北京的二月比哈尔滨暖和不了多少,风里带着沙子,刮在脸上跟砂纸似的。
李山河从火车站出来的时候,老周派的车已经在外面等着了。
一辆墨绿色的北京吉普,车窗上落了一层土,司机是个三十来岁的军人,一口一个首长地叫着。
"别叫首长,叫同志就行。"
彪子在后面扛着两个大帆布包,一个装的是换洗衣裳和干粮,另一个装的是两条中华烟和三瓶飞天茅台。
"二叔,咱这是去见大官吧?"
"你把嘴闭上,到了地方少说话多吃菜。"
车子开进了西山那片保密大院,李山河在一栋灰色的三层小楼前下了车。
老周在楼道口等着,穿一件藏蓝色的中山装,手里夹着半根烟,脸上的皱纹比上次见面又深了几道。
"来了。"
"周叔。"
两个人握了下手,老周的目光在李山河脸上停了两秒。
"瘦了。"
"忙的。"
"进来说。"
老周的办公室在二楼,十五六个平方,靠墙一排铁皮柜子,桌上摆着一台黑色的拨盘电话和一摞文件。

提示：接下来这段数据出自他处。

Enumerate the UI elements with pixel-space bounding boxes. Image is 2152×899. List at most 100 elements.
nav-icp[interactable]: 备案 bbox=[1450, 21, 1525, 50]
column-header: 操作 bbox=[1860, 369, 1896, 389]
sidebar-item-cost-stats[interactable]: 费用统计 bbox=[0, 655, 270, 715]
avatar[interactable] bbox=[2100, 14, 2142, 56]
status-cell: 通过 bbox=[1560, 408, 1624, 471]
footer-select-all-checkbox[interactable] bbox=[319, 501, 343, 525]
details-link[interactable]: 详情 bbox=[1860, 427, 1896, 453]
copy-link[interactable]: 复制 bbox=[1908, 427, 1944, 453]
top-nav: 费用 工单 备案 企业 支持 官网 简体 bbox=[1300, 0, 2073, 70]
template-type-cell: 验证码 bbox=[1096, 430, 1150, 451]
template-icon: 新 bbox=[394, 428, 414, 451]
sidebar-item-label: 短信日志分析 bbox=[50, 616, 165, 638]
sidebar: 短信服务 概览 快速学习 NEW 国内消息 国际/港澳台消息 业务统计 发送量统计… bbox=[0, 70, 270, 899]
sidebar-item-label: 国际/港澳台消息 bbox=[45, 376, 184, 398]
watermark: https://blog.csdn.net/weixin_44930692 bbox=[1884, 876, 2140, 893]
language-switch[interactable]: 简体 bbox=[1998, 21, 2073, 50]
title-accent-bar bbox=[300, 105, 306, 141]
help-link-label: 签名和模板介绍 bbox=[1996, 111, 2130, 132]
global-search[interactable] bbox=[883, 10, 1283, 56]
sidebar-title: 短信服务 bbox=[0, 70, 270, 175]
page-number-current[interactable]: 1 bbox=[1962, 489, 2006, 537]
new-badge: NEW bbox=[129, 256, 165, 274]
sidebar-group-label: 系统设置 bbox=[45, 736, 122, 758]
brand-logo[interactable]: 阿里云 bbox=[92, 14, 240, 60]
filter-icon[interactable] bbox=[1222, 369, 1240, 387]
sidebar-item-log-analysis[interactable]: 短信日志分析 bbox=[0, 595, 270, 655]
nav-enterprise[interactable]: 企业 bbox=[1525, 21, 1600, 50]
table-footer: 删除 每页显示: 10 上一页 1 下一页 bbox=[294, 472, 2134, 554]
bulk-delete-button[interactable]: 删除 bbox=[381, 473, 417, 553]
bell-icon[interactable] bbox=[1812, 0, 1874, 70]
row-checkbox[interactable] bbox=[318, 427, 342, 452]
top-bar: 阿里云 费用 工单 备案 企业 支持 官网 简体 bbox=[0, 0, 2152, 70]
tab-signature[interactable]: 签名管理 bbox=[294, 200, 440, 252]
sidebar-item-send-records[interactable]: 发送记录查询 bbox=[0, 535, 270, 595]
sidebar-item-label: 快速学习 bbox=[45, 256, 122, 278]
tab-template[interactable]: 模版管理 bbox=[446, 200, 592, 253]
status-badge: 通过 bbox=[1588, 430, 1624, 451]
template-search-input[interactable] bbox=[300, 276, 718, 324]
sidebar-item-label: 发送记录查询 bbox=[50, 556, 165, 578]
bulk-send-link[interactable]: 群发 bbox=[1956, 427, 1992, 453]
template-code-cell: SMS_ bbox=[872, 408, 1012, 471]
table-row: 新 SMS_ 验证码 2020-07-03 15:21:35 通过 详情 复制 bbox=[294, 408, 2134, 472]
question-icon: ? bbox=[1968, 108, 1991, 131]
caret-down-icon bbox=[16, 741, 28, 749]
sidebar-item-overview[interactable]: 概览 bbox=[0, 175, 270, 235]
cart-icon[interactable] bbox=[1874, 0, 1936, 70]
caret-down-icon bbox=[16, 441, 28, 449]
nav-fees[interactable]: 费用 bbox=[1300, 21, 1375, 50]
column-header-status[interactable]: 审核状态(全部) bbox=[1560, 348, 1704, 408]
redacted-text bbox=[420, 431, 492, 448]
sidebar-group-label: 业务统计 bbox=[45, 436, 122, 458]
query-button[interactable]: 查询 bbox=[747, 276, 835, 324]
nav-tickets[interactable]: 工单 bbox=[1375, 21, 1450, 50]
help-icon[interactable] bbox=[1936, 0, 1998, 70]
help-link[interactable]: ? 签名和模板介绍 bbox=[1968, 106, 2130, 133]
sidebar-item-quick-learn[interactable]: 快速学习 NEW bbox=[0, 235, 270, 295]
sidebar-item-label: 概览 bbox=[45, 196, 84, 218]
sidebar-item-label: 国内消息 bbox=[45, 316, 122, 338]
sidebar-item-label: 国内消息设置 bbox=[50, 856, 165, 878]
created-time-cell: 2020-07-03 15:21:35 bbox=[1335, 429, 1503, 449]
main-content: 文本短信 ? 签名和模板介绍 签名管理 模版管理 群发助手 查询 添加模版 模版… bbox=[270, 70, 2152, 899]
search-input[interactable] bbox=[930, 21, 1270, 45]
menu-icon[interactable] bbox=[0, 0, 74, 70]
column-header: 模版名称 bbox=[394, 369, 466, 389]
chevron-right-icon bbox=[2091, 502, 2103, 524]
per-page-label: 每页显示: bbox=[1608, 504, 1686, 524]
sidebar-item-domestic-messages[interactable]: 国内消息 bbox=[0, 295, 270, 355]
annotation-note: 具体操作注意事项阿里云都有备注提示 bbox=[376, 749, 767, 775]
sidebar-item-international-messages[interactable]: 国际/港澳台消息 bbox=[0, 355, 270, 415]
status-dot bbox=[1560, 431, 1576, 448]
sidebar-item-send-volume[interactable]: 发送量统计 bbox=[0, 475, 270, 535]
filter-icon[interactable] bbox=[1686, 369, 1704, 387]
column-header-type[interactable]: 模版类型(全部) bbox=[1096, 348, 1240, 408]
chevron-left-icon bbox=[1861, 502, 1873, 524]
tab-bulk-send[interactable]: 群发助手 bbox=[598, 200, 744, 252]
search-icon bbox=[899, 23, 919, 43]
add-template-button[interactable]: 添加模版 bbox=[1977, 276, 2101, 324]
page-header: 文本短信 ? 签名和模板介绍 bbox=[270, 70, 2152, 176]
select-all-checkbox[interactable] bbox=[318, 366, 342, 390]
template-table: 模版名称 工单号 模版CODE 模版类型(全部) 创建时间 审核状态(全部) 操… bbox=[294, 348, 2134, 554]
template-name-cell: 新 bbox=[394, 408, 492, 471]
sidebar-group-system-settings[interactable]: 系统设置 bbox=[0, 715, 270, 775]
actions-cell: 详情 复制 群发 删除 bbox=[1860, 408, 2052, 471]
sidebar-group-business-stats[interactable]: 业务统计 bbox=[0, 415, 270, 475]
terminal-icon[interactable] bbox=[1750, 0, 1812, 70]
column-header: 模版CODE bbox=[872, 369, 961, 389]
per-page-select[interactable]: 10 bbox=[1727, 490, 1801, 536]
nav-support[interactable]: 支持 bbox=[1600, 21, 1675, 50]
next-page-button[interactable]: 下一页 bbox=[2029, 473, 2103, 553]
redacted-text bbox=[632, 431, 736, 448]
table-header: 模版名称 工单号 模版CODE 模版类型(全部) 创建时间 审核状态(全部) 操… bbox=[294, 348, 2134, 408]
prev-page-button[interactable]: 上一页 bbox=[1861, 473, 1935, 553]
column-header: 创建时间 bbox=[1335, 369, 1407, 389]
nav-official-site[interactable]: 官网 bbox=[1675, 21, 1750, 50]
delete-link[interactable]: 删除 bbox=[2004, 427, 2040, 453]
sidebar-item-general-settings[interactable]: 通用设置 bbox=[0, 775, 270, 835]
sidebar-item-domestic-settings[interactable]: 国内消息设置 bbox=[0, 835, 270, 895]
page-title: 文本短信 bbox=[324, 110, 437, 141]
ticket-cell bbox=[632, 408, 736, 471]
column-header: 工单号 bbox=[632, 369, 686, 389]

彪子被安排在隔壁的接待室里喝茶吃点心,两个警卫员陪着他,他倒是不认生,进去就跟人家聊上了。
门关上之后,老周坐到桌子后面,把手里的烟按灭在搪瓷烟灰缸里。
"报告我看了。"
"怎么样?"
"写得不错,有些数据我核实了一下,跟咱自己掌握的情报基本吻合。"
老周从抽屉里拿出那个牛皮纸信封,抽出里面的报告放在桌面上。
"但有几个地方我改了,你原文里写的苏联经济崩溃时间窗口是一年半到两年,我改成了一年到一年半。"
李山河的眉毛挑了一下。
"您有新的情报?"
"上个月莫斯科那边传回来的消息,苏联国内的物价涨幅已经超过了百分之三百,卢布兑美元的黑市汇率跌了一半,几个加盟共和国开始闹独立,波罗的海三国已经在筹备公投了。"
老周用手指点了点桌面。
"比你预判的要快。"
李山河靠在椅背上,两只手搁在扶手上。